The third function sub_4033B0 carries out the most important tasks such as creating processes, storing results and transferring the data to the destination machine. Additionally, the malware also collects the browser history. This function also has hardcoded usernames and IP’s which are explained below.
It then also creates various process such as
    1.    Netsh
    2.    Netstat
    3.    Ipconfig /all
    4.    Tasklist
The results of the above process are also stored in the human readable format in the local machine.
Figure 11 shows the execution of the above listed processes.

Figure 9 Gaining Information

The same can be seen in the debugger also.

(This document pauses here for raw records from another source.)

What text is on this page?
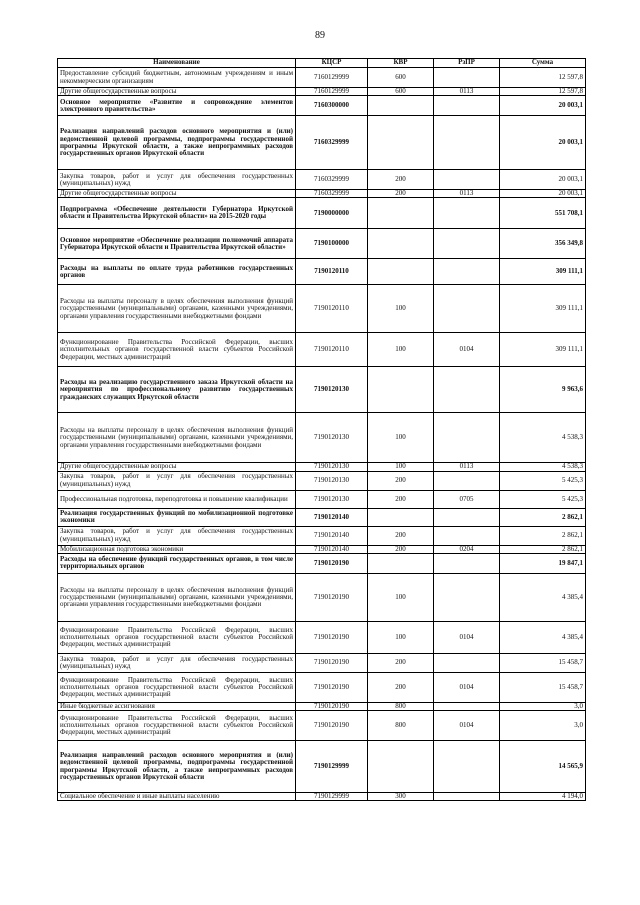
89
Наименование	КЦСР	КВР	РзПР	Сумма
Предоставление субсидий бюджетным, автономным учреждениям и иным некоммерческим организациям	7160129999	600		12 597,8
Другие общегосударственные вопросы	7160129999	600	0113	12 597,8
Основное мероприятие «Развитие и сопровождение элементов электронного правительства»	7160300000			20 003,1
Реализация направлений расходов основного мероприятия и (или) ведомственной целевой программы, подпрограммы государственной программы Иркутской области, а также непрограммных расходов государственных органов Иркутской области	7160329999			20 003,1
Закупка товаров, работ и услуг для обеспечения государственных (муниципальных) нужд	7160329999	200		20 003,1
Другие общегосударственные вопросы	7160329999	200	0113	20 003,1
Подпрограмма «Обеспечение деятельности Губернатора Иркутской области и Правительства Иркутской области» на 2015-2020 годы	7190000000			551 708,1
Основное мероприятие «Обеспечение реализации полномочий аппарата Губернатора Иркутской области и Правительства Иркутской области»	7190100000			356 349,8
Расходы на выплаты по оплате труда работников государственных органов	7190120110			309 111,1
Расходы на выплаты персоналу в целях обеспечения выполнения функций государственными (муниципальными) органами, казенными учреждениями, органами управления государственными внебюджетными фондами	7190120110	100		309 111,1
Функционирование Правительства Российской Федерации, высших исполнительных органов государственной власти субъектов Российской Федерации, местных администраций	7190120110	100	0104	309 111,1
Расходы на реализацию государственного заказа Иркутской области на мероприятия по профессиональному развитию государственных гражданских служащих Иркутской области	7190120130			9 963,6
Расходы на выплаты персоналу в целях обеспечения выполнения функций государственными (муниципальными) органами, казенными учреждениями, органами управления государственными внебюджетными фондами	7190120130	100		4 538,3
Другие общегосударственные вопросы	7190120130	100	0113	4 538,3
Закупка товаров, работ и услуг для обеспечения государственных (муниципальных) нужд	7190120130	200		5 425,3
Профессиональная подготовка, переподготовка и повышение квалификации	7190120130	200	0705	5 425,3
Реализация государственных функций по мобилизационной подготовке экономики	7190120140			2 862,1
Закупка товаров, работ и услуг для обеспечения государственных (муниципальных) нужд	7190120140	200		2 862,1
Мобилизационная подготовка экономики	7190120140	200	0204	2 862,1
Расходы на обеспечение функций государственных органов, в том числе территориальных органов	7190120190			19 847,1
Расходы на выплаты персоналу в целях обеспечения выполнения функций государственными (муниципальными) органами, казенными учреждениями, органами управления государственными внебюджетными фондами	7190120190	100		4 385,4
Функционирование Правительства Российской Федерации, высших исполнительных органов государственной власти субъектов Российской Федерации, местных администраций	7190120190	100	0104	4 385,4
Закупка товаров, работ и услуг для обеспечения государственных (муниципальных) нужд	7190120190	200		15 458,7
Функционирование Правительства Российской Федерации, высших исполнительных органов государственной власти субъектов Российской Федерации, местных администраций	7190120190	200	0104	15 458,7
Иные бюджетные ассигнования	7190120190	800		3,0
Функционирование Правительства Российской Федерации, высших исполнительных органов государственной власти субъектов Российской Федерации, местных администраций	7190120190	800	0104	3,0
Реализация направлений расходов основного мероприятия и (или) ведомственной целевой программы, подпрограммы государственной программы Иркутской области, а также непрограммных расходов государственных органов Иркутской области	7190129999			14 565,9
Социальное обеспечение и иные выплаты населению	7190129999	300		4 194,0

Figure 10 Harvesting the Information

After harvesting all the data, the malware then creates a folder in the name of the local IP address ( in this case) and started to store all the information in tmp file.
The malware also stores the result of the command line output in a file along with the created folder which can be seen in the following figure.

Figure 11 Harvested files

Figure 12 The tmp file

Each one of the files and programs that are in the victim’s machine is collected and stored in the c.tmp~ file. Initially, the malware creates a temporary folder inside a temporary folder and creates the temporary file. The information collected can be seen in Figure 13 as it is.

Although most of the content present in the file c.tmp~ is not human-readable, the names of the files and programs present in the system is printed in the file, the same can be which can be seen when opened in a notepad.

Figure 13 Contents of c.tmp~ file

The function present at dtrack.01164AD finds all the names of the files and folders and stores it in the tmp file.

Figure 14 Harvesting the files

And the function dtrack.11F1DA0 compresses the new file.

After harvesting all the files, the malware then copies the tmp~ file into another tmp file with the same name without the “~” in the extension and compresses it with the password as “dkwero38oerA^t@#’,0”. It is notable that this password was also used by the Lazarus group in the 2007 cyber-attack.

Figure 15 Encrypting the new file

Figure 16 Password for compression

The below two figures show the change in the content of the files before and after compression.

Figure 17 c.tmp~ file (Before compression)

Figure 18 c.tmp file (After compression)

Finally, after collecting all the files from the C drive, the malware also brute forces for other directories in order to enumerate even more data.

After doing all this, the malware then takes a copy of the compressed file and renames it in a specific format. Like said before, this new file is then stored in the same location as the temp folder that is inside the AppData/Local.